Most St. Hugh Oaks residents like their intimidating fence and electronic front gate. "I don't think I would have purchased the home without the security here," says Victoria Shaw, a professional dog trainer, who is Anglo and drives a Chevrolet van. Shaw, who calls St. Hugh Oaks residents "middle- income," bought the complex's last available house this past fall. She knows the fence isn't impermeable, but believes it deters thieves. "I just think the fence gives an illusion of safety for us. I don't think there's any place in Miami that's any safer than here. They're going to rob rich people sooner than they're going to rob middle-income people," she reasons.

"To me [the fence] was just the norm for Miami," says Lacy Betton, a black Chicago native and military readiness analyst, who moved to the area from Panama along with the U.S. Southern Command (Southcom) in 1997. "When you look in the newspaper and you see 'gated community,' it's like a plus in the real estate market."

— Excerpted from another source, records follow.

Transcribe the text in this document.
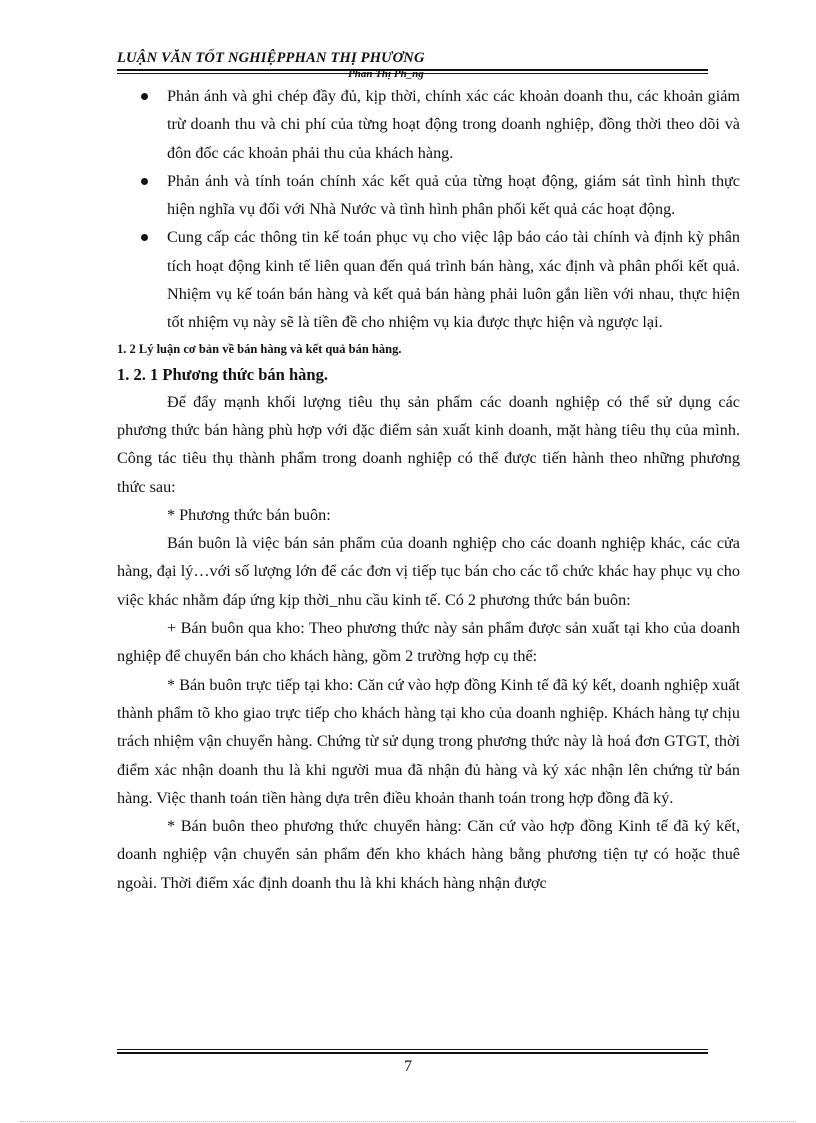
LUẬN VĂN TỐT NGHIỆPPHAN THỊ PHƯƠNG
Phan Thị Ph_ng
Phản ánh và ghi chép đầy đủ, kịp thời, chính xác các khoản doanh thu, các khoản giảm trừ doanh thu và chi phí của từng hoạt động trong doanh nghiệp, đồng thời theo dõi và đôn đốc các khoản phải thu của khách hàng.
Phản ánh và tính toán chính xác kết quả của từng hoạt động, giám sát tình hình thực hiện nghĩa vụ đối với Nhà Nước và tình hình phân phối kết quả các hoạt động.
Cung cấp các thông tin kế toán phục vụ cho việc lập báo cáo tài chính và định kỳ phân tích hoạt động kinh tế liên quan đến quá trình bán hàng, xác định và phân phối kết quả. Nhiệm vụ kế toán bán hàng và kết quả bán hàng phải luôn gắn liền với nhau, thực hiện tốt nhiệm vụ này sẽ là tiền đề cho nhiệm vụ kia được thực hiện và ngược lại.
1. 2 Lý luận cơ bản về bán hàng và kết quả bán hàng.
1. 2. 1 Phương thức bán hàng.
Để đẩy mạnh khối lượng tiêu thụ sản phẩm các doanh nghiệp có thể sử dụng các phương thức bán hàng phù hợp với đặc điểm sản xuất kinh doanh, mặt hàng tiêu thụ của mình. Công tác tiêu thụ thành phẩm trong doanh nghiệp có thể được tiến hành theo những phương thức sau:
* Phương thức bán buôn:
Bán buôn là việc bán sản phẩm của doanh nghiệp cho các doanh nghiệp khác, các cửa hàng, đại lý…với số lượng lớn để các đơn vị tiếp tục bán cho các tổ chức khác hay phục vụ cho việc khác nhằm đáp ứng kịp thời_nhu cầu kinh tế. Có 2 phương thức bán buôn:
+ Bán buôn qua kho: Theo phương thức này sản phẩm được sản xuất tại kho của doanh nghiệp để chuyển bán cho khách hàng, gồm 2 trường hợp cụ thể:
* Bán buôn trực tiếp tại kho: Căn cứ vào hợp đồng Kinh tế đã ký kết, doanh nghiệp xuất thành phẩm tõ kho giao trực tiếp cho khách hàng tại kho của doanh nghiệp. Khách hàng tự chịu trách nhiệm vận chuyển hàng. Chứng từ sử dụng trong phương thức này là hoá đơn GTGT, thời điểm xác nhận doanh thu là khi người mua đã nhận đủ hàng và ký xác nhận lên chứng từ bán hàng. Việc thanh toán tiền hàng dựa trên điều khoản thanh toán trong hợp đồng đã ký.
* Bán buôn theo phương thức chuyển hàng: Căn cứ vào hợp đồng Kinh tế đã ký kết, doanh nghiệp vận chuyển sản phẩm đến kho khách hàng bằng phương tiện tự có hoặc thuê ngoài. Thời điểm xác định doanh thu là khi khách hàng nhận được
7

Jim Wilets is anti-fence. "It kind of defeats the purpose. It's very offensive to the [outside] neighborhood. We're an integrated community. But we're an island," he states.

A happy island nonetheless, whose inhabitants know they are sitting on houses they hope will rapidly accrue in value. "I think it was a great find," raves Shaw. "I mean where can you buy a new home, where you don't have to come in and demolish it and do the roofs over, for $115,000 in south Coconut Grove? You can't find a new home here for this price. These houses are three bedrooms, three baths, which means the resale will be excellent."

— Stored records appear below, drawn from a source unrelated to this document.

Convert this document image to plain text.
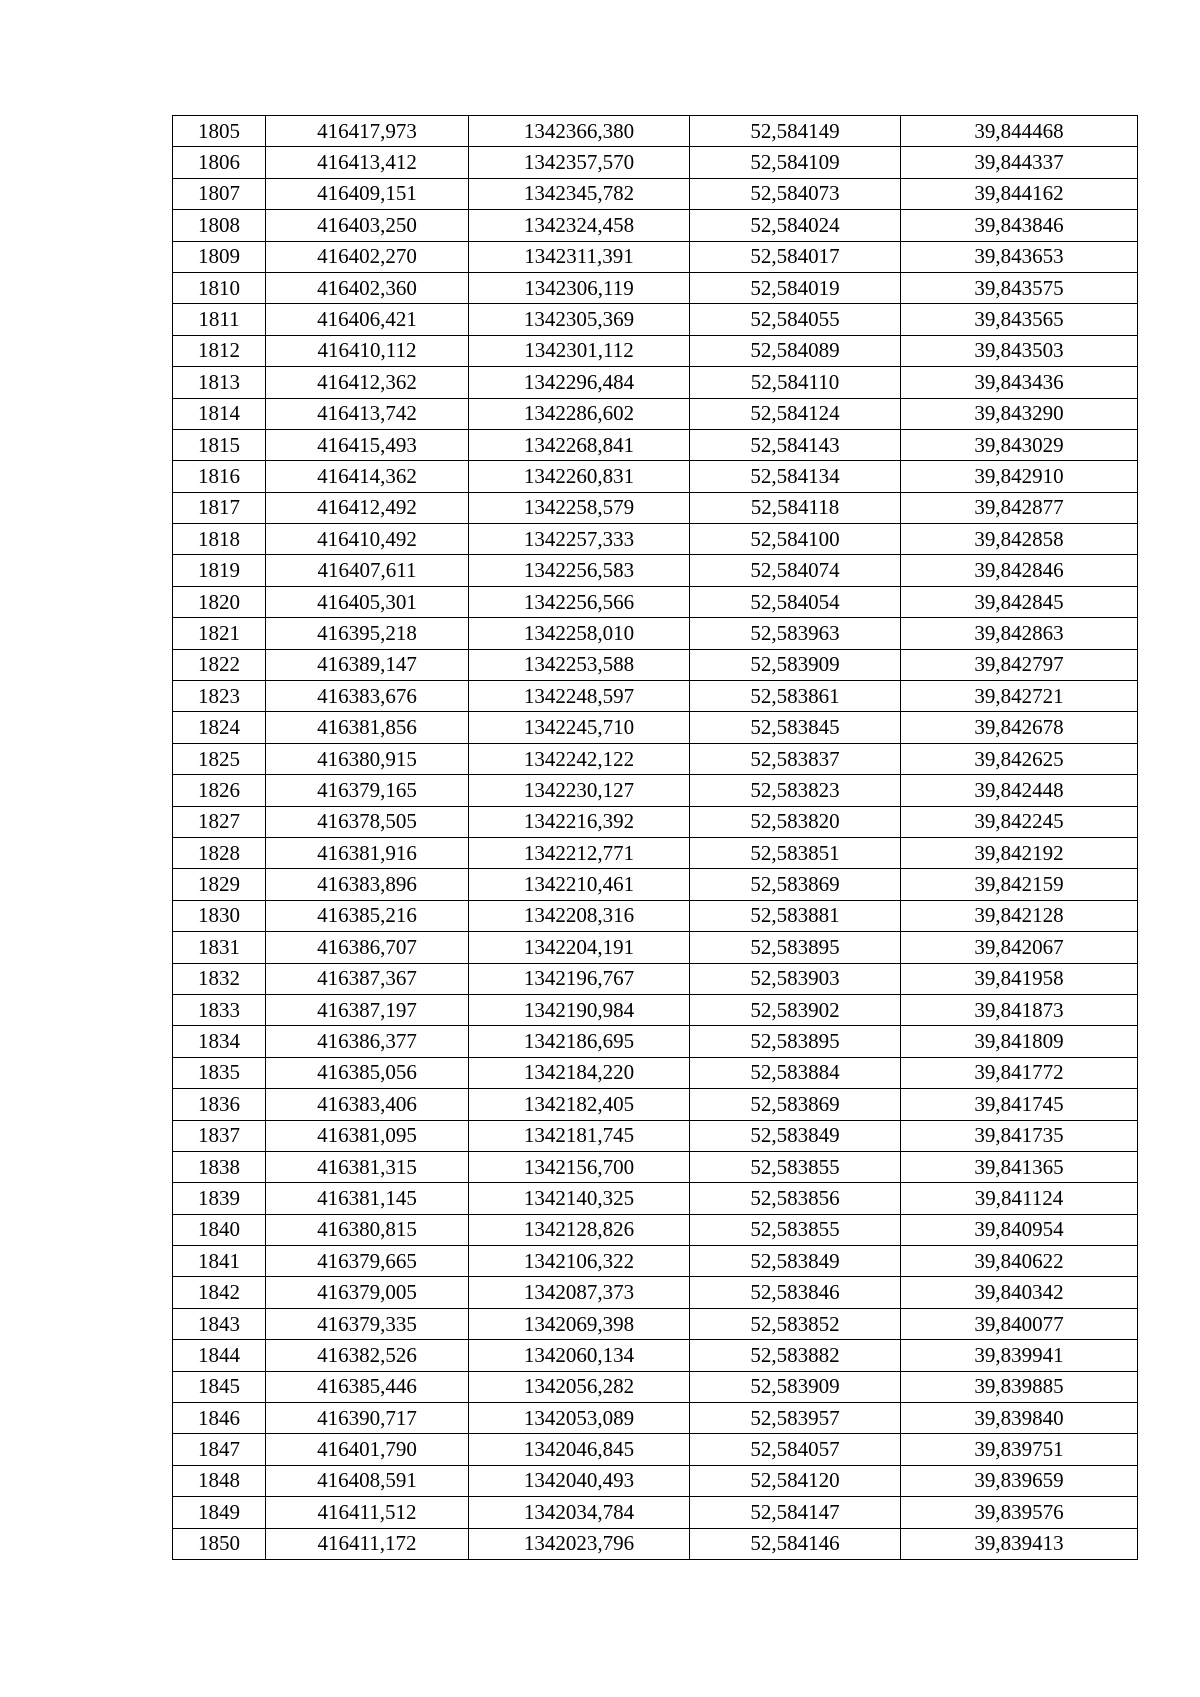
1805	416417,973	1342366,380	52,584149	39,844468
1806	416413,412	1342357,570	52,584109	39,844337
1807	416409,151	1342345,782	52,584073	39,844162
1808	416403,250	1342324,458	52,584024	39,843846
1809	416402,270	1342311,391	52,584017	39,843653
1810	416402,360	1342306,119	52,584019	39,843575
1811	416406,421	1342305,369	52,584055	39,843565
1812	416410,112	1342301,112	52,584089	39,843503
1813	416412,362	1342296,484	52,584110	39,843436
1814	416413,742	1342286,602	52,584124	39,843290
1815	416415,493	1342268,841	52,584143	39,843029
1816	416414,362	1342260,831	52,584134	39,842910
1817	416412,492	1342258,579	52,584118	39,842877
1818	416410,492	1342257,333	52,584100	39,842858
1819	416407,611	1342256,583	52,584074	39,842846
1820	416405,301	1342256,566	52,584054	39,842845
1821	416395,218	1342258,010	52,583963	39,842863
1822	416389,147	1342253,588	52,583909	39,842797
1823	416383,676	1342248,597	52,583861	39,842721
1824	416381,856	1342245,710	52,583845	39,842678
1825	416380,915	1342242,122	52,583837	39,842625
1826	416379,165	1342230,127	52,583823	39,842448
1827	416378,505	1342216,392	52,583820	39,842245
1828	416381,916	1342212,771	52,583851	39,842192
1829	416383,896	1342210,461	52,583869	39,842159
1830	416385,216	1342208,316	52,583881	39,842128
1831	416386,707	1342204,191	52,583895	39,842067
1832	416387,367	1342196,767	52,583903	39,841958
1833	416387,197	1342190,984	52,583902	39,841873
1834	416386,377	1342186,695	52,583895	39,841809
1835	416385,056	1342184,220	52,583884	39,841772
1836	416383,406	1342182,405	52,583869	39,841745
1837	416381,095	1342181,745	52,583849	39,841735
1838	416381,315	1342156,700	52,583855	39,841365
1839	416381,145	1342140,325	52,583856	39,841124
1840	416380,815	1342128,826	52,583855	39,840954
1841	416379,665	1342106,322	52,583849	39,840622
1842	416379,005	1342087,373	52,583846	39,840342
1843	416379,335	1342069,398	52,583852	39,840077
1844	416382,526	1342060,134	52,583882	39,839941
1845	416385,446	1342056,282	52,583909	39,839885
1846	416390,717	1342053,089	52,583957	39,839840
1847	416401,790	1342046,845	52,584057	39,839751
1848	416408,591	1342040,493	52,584120	39,839659
1849	416411,512	1342034,784	52,584147	39,839576
1850	416411,172	1342023,796	52,584146	39,839413
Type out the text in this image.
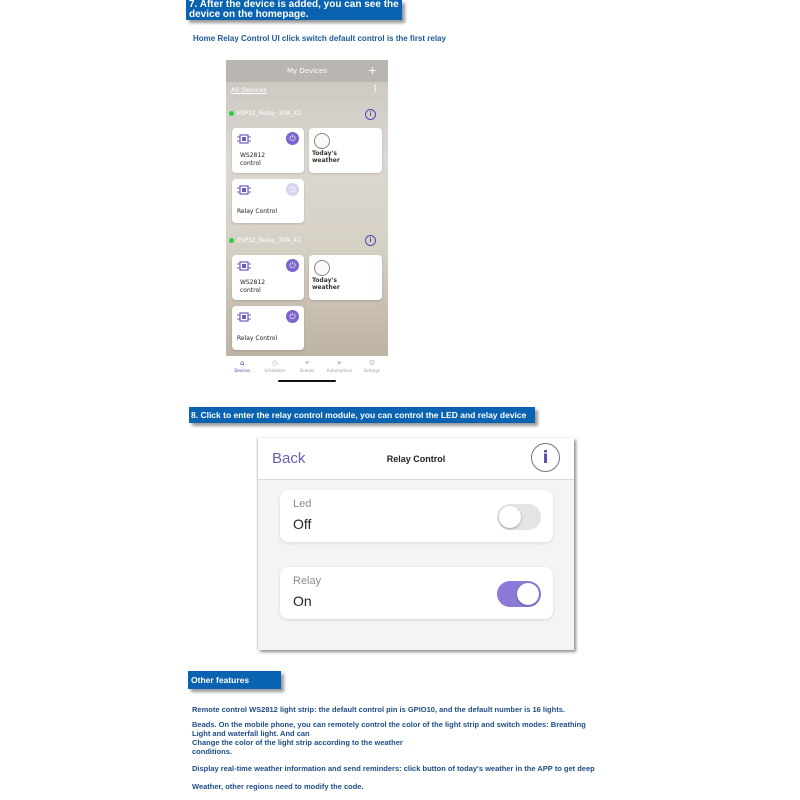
7. After the device is added, you can see the
device on the homepage.
Home Relay Control UI click switch default control is the first relay
My Devices	+
All Devices	⋮
ESP32_Relay_30A_X2	i
⏻
WS2812
control
Today's
weather
⏻
Relay Control
ESP32_Relay_30A_X1	i
⏻
WS2812
control
Today's
weather
⏻
Relay Control
⌂
Devices
◷
Schedules
✦
Scenes
➤
Automations
⚙
Settings
8. Click to enter the relay control module, you can control the LED and relay device
Back	Relay Control	i
Led
Off
Relay
On
Other features
Remote control WS2812 light strip: the default control pin is GPIO10, and the default number is 16 lights.
Beads. On the mobile phone, you can remotely control the color of the light strip and switch modes: Breathing
Light and waterfall light. And can
Change the color of the light strip according to the weather
conditions.
Display real-time weather information and send reminders: click button of today's weather in the APP to get deep
Weather, other regions need to modify the code.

Resales are exactly the result Millicent Bain predicted. "People bought them for investments, and when [their value] goes up in the market, they're going to turn them over and make their money," she says.

That was Lourdes Luaces's plan. A native of CamagYey, Cuba, who came to Miami with her parents 25 years ago, Luaces is a 30-year-old architect who drives a Saab and owns two other properties -- a condo and a duplex -- in other parts of the Grove. "I really saw it as an investment at first, but now I really love living here," chirps Luaces. "I love being here. I love my house. The oak trees are amazing. The vegetation is really nice." The lithe former high school volleyball player was so enthusiastic about St. Hugh Oaks that she wanted to buy two of the houses, but commissioners told her she couldn't. So she persuaded her two cousins to purchase in 1998. "If I would have had my real estate license when I bought this house, I would have tried to sell them to all my cousins," she joshes.

So far Valerie Davis-Bailey, a black insurance agent originally from Brooklyn, is the only owner trying to resell. Davis-Bailey, who drives a Jaguar and owns a condominium in Kendall, put her house on the market this past fall, about a year and a half after purchasing. The cost: $155,000. If she gets her asking price, that would leave her with a nice $40,000 nest egg. An Anglo owner, Salvatore Volpe, is the only absentee landlord in St. Hugh Oaks. He rents his property to a black man who lives there with one child.

Concerned about neighborhood cohesion, Wilets and Luis proposed a rule to require owners to reside there for a year before reselling or leasing. But city attorneys thought that would be illegal, Wilets says. "The last thing we wanted was speculators," he sighs. "We wanted a community."

The community is cohering despite occasional spats over parking spots or hedge types. "It's like a postmodern, integrated Main Street U.S.A. in the middle of the city," Wilets observes. "I'm just glad this neighborhood is integrated. It's sad that it's not integrated with the rest of the community.